Hit the message boards — Facebook employees, who spoke on condition of anonymity for obvious reasons, told The New York Times that since they've been working for home, their colleagues have been posting on internal messaging boards "at a record rate."

The posts on these message boards don't sound alarming at all. In fact, as the publication noted, much of the content concerns itself with quotidian and harmless subject matter, like how to set up a home office, how to make face masks, or how to grow your own garden with seeds if you have the space.

This is hell for Facebook — If you're familiar with Facebook's corporate philosophy, you might already know that Zuckerberg's enterprise places a special and rather pronounced emphasis on in-person meetings, calling it "an important element of our culture." These in-person collaborations and brainstorming sessions, Facebook writes, help the company "build the best possible services for our community."

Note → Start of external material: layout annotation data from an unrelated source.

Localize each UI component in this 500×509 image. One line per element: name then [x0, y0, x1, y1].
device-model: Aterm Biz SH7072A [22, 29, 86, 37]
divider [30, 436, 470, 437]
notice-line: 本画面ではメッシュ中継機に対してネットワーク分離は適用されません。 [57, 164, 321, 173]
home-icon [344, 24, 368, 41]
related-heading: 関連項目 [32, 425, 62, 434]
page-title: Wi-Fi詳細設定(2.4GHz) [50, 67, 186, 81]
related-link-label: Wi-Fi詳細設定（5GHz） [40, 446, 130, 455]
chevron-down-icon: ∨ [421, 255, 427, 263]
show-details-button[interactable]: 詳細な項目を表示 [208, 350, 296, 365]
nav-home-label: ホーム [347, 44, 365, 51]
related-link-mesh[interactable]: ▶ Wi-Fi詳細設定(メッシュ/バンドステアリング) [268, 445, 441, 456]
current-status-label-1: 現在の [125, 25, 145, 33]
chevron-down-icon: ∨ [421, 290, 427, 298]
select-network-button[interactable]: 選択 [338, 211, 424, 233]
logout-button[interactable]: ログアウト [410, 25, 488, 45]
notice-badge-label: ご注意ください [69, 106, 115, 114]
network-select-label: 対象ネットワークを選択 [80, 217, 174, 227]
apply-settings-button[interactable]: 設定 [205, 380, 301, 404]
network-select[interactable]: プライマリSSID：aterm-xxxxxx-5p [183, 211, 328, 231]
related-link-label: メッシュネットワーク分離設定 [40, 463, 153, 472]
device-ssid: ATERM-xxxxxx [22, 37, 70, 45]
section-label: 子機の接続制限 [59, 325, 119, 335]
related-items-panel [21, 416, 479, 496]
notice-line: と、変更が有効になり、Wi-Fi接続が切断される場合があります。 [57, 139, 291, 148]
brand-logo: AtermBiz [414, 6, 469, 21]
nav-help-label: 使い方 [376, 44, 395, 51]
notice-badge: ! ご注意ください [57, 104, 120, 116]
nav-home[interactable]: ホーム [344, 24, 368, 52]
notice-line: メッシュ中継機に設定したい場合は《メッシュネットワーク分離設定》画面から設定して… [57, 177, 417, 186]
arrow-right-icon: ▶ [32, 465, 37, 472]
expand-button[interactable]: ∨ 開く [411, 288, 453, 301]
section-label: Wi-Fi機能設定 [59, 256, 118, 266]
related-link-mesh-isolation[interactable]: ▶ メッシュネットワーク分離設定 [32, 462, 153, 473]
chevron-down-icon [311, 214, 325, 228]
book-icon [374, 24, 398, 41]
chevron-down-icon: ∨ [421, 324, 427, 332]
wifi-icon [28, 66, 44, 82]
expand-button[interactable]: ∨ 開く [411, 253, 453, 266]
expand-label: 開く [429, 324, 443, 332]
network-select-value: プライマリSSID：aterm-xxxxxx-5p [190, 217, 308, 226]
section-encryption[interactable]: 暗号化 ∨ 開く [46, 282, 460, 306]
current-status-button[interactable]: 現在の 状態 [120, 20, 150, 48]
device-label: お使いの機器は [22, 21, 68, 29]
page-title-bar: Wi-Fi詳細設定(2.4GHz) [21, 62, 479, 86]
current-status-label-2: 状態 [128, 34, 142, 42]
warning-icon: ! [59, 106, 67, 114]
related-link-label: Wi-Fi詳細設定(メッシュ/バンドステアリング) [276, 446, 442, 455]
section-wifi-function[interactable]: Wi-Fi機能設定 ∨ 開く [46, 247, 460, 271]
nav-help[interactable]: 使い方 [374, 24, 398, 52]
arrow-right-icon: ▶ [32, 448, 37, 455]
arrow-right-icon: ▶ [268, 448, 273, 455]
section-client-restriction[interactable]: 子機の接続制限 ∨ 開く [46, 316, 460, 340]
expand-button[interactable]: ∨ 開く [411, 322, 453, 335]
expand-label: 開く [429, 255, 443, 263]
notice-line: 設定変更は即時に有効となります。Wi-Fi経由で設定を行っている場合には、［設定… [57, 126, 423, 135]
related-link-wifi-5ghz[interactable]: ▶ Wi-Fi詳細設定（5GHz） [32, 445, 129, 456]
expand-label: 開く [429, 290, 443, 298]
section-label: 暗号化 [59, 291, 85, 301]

Transitioning to a remote work culture during a global health crisis for such a company sounds nightmarish. So it's not a surprise that Facebook engineering teams have been reportedly instructing workers to cut down on casual chat, worrying that their productivity levels might be affected with non-essential banter. That said, productivity everywhere is going to dip as people continue trying to work while also grappling with the various strains our new, collective, remote-first lives place upon us.

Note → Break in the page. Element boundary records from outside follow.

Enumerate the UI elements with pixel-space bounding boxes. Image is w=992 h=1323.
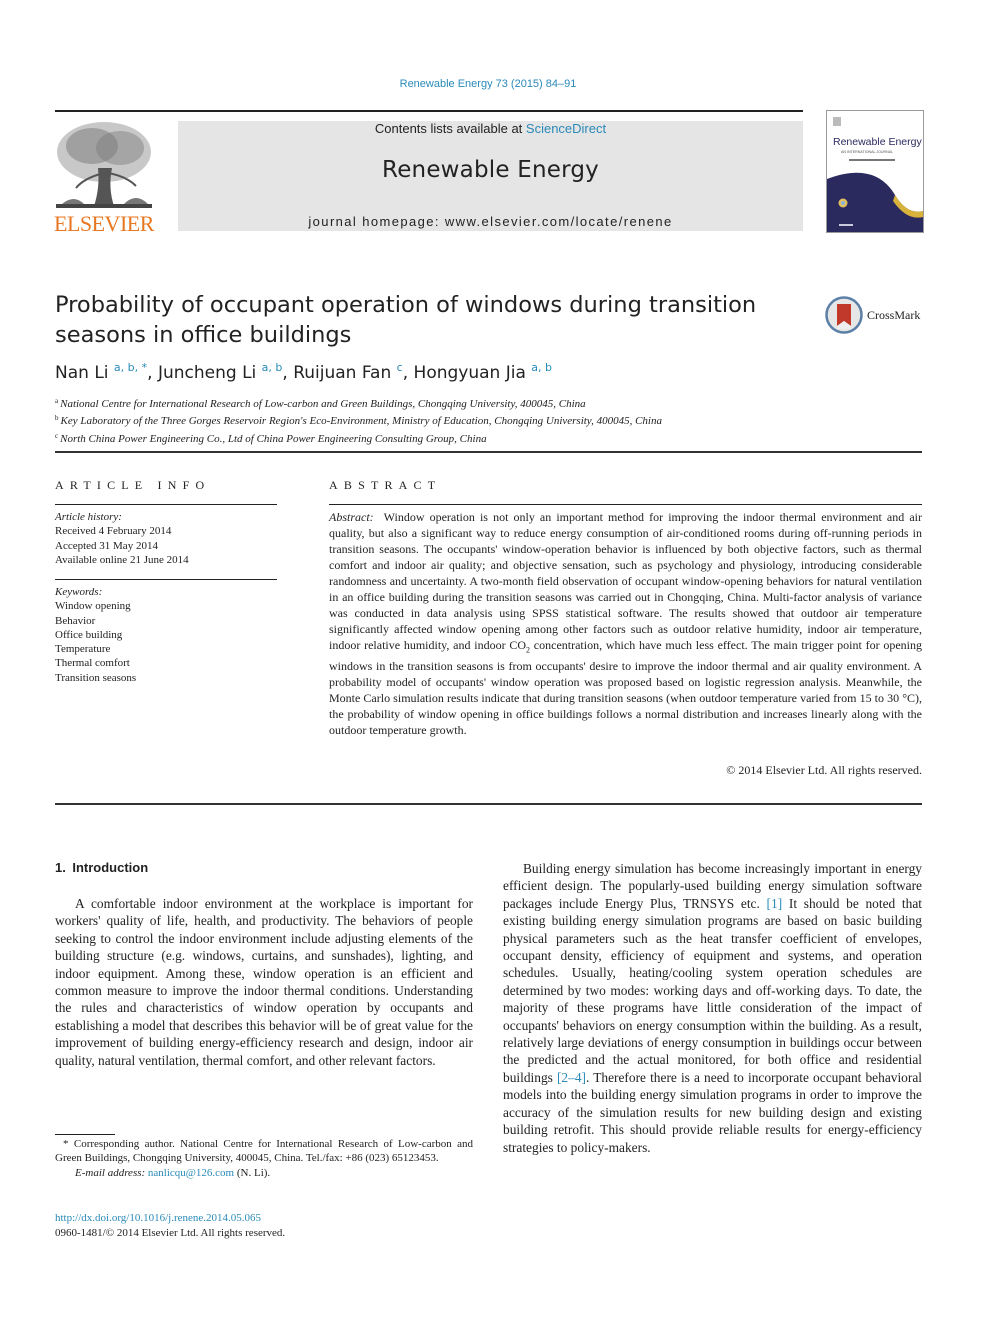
keyword-item: Transition seasons: [55, 671, 137, 684]
author-list: Nan Li a, b, *, Juncheng Li a, b, Ruijua…: [55, 361, 553, 383]
svg-text:Renewable Energy: Renewable Energy: [833, 136, 922, 148]
abstract-rule: [329, 504, 922, 505]
affiliation-key: a: [55, 397, 59, 405]
history-label: Article history:: [55, 511, 122, 523]
article-history: Article history: Received 4 February 201…: [55, 504, 277, 567]
email-line: E-mail address: nanlicqu@126.com (N. Li)…: [55, 1166, 473, 1180]
keywords: Keywords: Window opening Behavior Office…: [55, 579, 277, 685]
keywords-rule: [55, 579, 277, 580]
citation-link[interactable]: [1]: [767, 896, 783, 911]
journal-cover-thumbnail[interactable]: Renewable Energy AN INTERNATIONAL JOURNA…: [826, 110, 924, 233]
email-link[interactable]: nanlicqu@126.com: [148, 1167, 234, 1179]
journal-homepage-link[interactable]: journal homepage: www.elsevier.com/locat…: [178, 214, 803, 229]
author-affiliation-marker[interactable]: c: [397, 361, 403, 374]
affiliation-text: National Centre for International Resear…: [60, 398, 586, 410]
paragraph-text: It should be noted that existing buildin…: [503, 895, 922, 1085]
abstract-text-part2: concentration, which have much less effe…: [329, 638, 922, 738]
elsevier-logo[interactable]: ELSEVIER: [54, 118, 156, 236]
abstract-text-part1: Window operation is not only an importan…: [329, 510, 922, 652]
history-received: Received 4 February 2014: [55, 525, 172, 538]
affiliation-text: North China Power Engineering Co., Ltd o…: [60, 432, 487, 445]
introduction-right-column: Building energy simulation has become in…: [503, 860, 922, 1156]
introduction-left-column: A comfortable indoor environment at the …: [55, 895, 473, 1069]
corresponding-author-footnote: * Corresponding author. National Centre …: [55, 1137, 473, 1180]
crossmark-label: CrossMark: [867, 307, 921, 322]
email-suffix: (N. Li).: [234, 1166, 271, 1179]
contents-prefix: Contents lists available at: [374, 121, 526, 136]
abstract-heading: ABSTRACT: [329, 478, 442, 492]
affiliation-key: c: [55, 431, 59, 440]
svg-text:AN INTERNATIONAL JOURNAL: AN INTERNATIONAL JOURNAL: [841, 150, 893, 154]
author-name[interactable]: Nan Li: [55, 363, 109, 383]
author-name[interactable]: Juncheng Li: [158, 363, 256, 383]
sciencedirect-link[interactable]: ScienceDirect: [526, 121, 606, 136]
citation-link[interactable]: [2–4]: [557, 1070, 586, 1085]
elsevier-wordmark: ELSEVIER: [54, 211, 154, 236]
keywords-block: Keywords: Window opening Behavior Office…: [55, 585, 277, 685]
affiliation-item: a National Centre for International Resea…: [55, 394, 662, 411]
keyword-item: Window opening: [55, 600, 131, 613]
doi-link[interactable]: http://dx.doi.org/10.1016/j.renene.2014.…: [55, 1212, 261, 1224]
header-rule: [55, 110, 803, 112]
issn-line: 0960-1481/© 2014 Elsevier Ltd. All right…: [55, 1227, 286, 1239]
author-name[interactable]: Hongyuan Jia: [414, 363, 526, 383]
keyword-item: Thermal comfort: [55, 657, 130, 670]
author-affiliation-marker[interactable]: a, b, *: [114, 361, 147, 374]
introduction-paragraph: Building energy simulation has become in…: [503, 860, 922, 1156]
article-info-heading: ARTICLE INFO: [55, 478, 211, 492]
abstract-body: Abstract: Window operation is not only a…: [329, 509, 922, 738]
abstract-bottom-rule: [55, 803, 922, 805]
affiliation-key: b: [55, 414, 59, 423]
keyword-item: Office building: [55, 628, 123, 641]
footnote-rule: [55, 1134, 115, 1135]
doi-block: http://dx.doi.org/10.1016/j.renene.2014.…: [55, 1211, 285, 1241]
affiliation-item: b Key Laboratory of the Three Gorges Rese…: [55, 411, 662, 428]
history-online: Available online 21 June 2014: [55, 553, 189, 566]
email-label: E-mail address:: [75, 1166, 146, 1179]
abstract-copyright: © 2014 Elsevier Ltd. All rights reserved…: [726, 763, 922, 777]
affiliation-item: c North China Power Engineering Co., Ltd …: [55, 429, 662, 446]
keyword-item: Behavior: [55, 614, 96, 627]
author-affiliation-marker[interactable]: a, b: [262, 361, 283, 374]
journal-masthead: Contents lists available at ScienceDirec…: [178, 121, 803, 231]
contents-line: Contents lists available at ScienceDirec…: [178, 121, 803, 136]
abstract-label: Abstract:: [329, 510, 374, 524]
journal-title: Renewable Energy: [382, 157, 599, 183]
history-block: Article history: Received 4 February 201…: [55, 510, 277, 567]
affiliation-text: Key Laboratory of the Three Gorges Reser…: [60, 415, 662, 428]
history-accepted: Accepted 31 May 2014: [55, 539, 158, 552]
introduction-paragraph: A comfortable indoor environment at the …: [55, 896, 473, 1068]
crossmark-icon: [825, 296, 863, 334]
history-rule: [55, 504, 277, 505]
keywords-label: Keywords:: [55, 586, 103, 598]
elsevier-tree-icon: [54, 118, 154, 210]
introduction-heading: 1. Introduction: [55, 860, 149, 875]
keyword-item: Temperature: [55, 643, 111, 656]
affiliations-rule: [55, 451, 922, 453]
author-name[interactable]: Ruijuan Fan: [293, 363, 391, 383]
crossmark-button[interactable]: CrossMark: [825, 296, 920, 334]
corresponding-author-text: * Corresponding author. National Centre …: [55, 1138, 473, 1165]
journal-citation-link[interactable]: Renewable Energy 73 (2015) 84–91: [0, 78, 976, 90]
affiliations: a National Centre for International Resea…: [55, 394, 662, 446]
author-affiliation-marker[interactable]: a, b: [531, 361, 552, 374]
journal-cover-icon: Renewable Energy AN INTERNATIONAL JOURNA…: [827, 111, 923, 232]
article-title: Probability of occupant operation of win…: [55, 292, 757, 348]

Let cooped up workers cope — Social distancing is stressful for everyone, including full-time Facebook employees who have been given the new and daunting responsibility to moderate content instead of the underpaid, overworked, and benefit-free contractors who have traditionally been tasked with it. Facebook has yet to figure out a plan for contract workers as it gets to grips with the new remote-work landscape. Which likely means those contract workers are even more stressed than their stand-ins.

Chatter sounds to us like a coping mechanism for strained workers' trying to adjust to the new normal. No one's asking Facebook to let its employees waste time, but the occasional water cooler chat with colleagues isn't just innocuous, it's probably beneficial for their mental health. And you know what's even less productive than chatty staffer? A stir-crazy one.